On Wednesday, the Senate followed the House in passing a joint resolution to nullify a recent Biden Administration rule that allows asset managers to prioritize less-profitable ideological causes over profit maximization when investing their clients’ retirement funds.
Biden’s Labor Department rule had freed managers of retirement account and pension funds from their fiduciary responsibility to consider only profitability, so that they could put their clients’ money in environmental, social and governance (ESG) investments yielding lower returns with higher fees.
“By a vote of 50-46, Republicans were joined by Senators Jon Tester (D-MT) and Joe Manchin (D-WV) to pass the joint resolution that was approved by a bipartisan vote in the House of Representatives on Tuesday. Senators Michael Crapo (R-ID), Dianne Feinstein (D-CA), John Fetterman (D-PA) and Jeff Merkley (D-OR) were absent from Wednesday’s Senate vote.”
On Tuesday, H.J. Res. 30 passed the House, on a bipartisan of 216-204 – the same day that the White House released a statement promising that President Joe Biden intends to veto the measure.
If Biden does veto H.J. Res. 30, it will be the first veto of his presidency and he will still have to overcome lawsuits, including one by 25 state attorneys general.

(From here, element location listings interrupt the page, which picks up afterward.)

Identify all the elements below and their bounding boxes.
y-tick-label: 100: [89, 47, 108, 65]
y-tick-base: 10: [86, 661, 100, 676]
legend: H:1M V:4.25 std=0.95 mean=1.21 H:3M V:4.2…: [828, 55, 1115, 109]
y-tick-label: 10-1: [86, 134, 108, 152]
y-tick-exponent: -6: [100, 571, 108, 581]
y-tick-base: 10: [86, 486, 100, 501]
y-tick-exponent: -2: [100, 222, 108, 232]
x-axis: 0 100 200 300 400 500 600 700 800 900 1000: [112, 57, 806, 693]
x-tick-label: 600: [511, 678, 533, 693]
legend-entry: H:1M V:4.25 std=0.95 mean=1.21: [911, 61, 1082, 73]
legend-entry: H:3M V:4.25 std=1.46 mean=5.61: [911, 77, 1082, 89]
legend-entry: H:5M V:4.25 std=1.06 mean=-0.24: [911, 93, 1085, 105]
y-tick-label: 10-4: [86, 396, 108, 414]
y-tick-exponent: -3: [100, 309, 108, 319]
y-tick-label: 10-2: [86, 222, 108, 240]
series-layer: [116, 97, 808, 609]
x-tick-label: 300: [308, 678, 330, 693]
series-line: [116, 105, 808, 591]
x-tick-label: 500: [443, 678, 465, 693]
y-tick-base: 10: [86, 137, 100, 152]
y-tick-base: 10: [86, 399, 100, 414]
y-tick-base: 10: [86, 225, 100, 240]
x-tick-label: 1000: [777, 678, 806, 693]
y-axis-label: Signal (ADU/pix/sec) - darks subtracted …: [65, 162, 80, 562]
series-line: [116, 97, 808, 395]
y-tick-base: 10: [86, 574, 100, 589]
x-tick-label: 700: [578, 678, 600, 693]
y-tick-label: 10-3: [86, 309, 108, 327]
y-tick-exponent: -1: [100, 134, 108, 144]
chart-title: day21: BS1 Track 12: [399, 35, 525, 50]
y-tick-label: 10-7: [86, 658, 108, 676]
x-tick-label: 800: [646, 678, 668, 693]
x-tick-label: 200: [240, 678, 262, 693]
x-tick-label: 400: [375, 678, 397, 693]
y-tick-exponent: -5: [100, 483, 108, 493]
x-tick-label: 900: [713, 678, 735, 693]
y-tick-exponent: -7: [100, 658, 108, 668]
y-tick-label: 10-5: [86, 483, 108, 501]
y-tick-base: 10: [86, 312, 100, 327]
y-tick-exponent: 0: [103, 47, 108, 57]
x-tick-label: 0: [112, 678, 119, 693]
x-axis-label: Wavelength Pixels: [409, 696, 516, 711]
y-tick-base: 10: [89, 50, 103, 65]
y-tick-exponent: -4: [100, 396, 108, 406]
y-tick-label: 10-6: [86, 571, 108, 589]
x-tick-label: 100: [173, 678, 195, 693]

“For too long the intentionally obtuse investment strategy known as ESG has been used as a progressive weapon to reshape American culture and force partisan action in areas of life that have traditionally been free of political activism,” Will Hild, Executive Director, Consumers’ Research Executive Director Will Hild said in a statement, heralding the Senate vote:
“Today, Congress sent a clear, bipartisan message to the Biden Administration and Wall Street elites that the American peoples’ voice is being heard and we will no longer allow the administrative state and their billionaire buddies to weaponize our retirements against us.”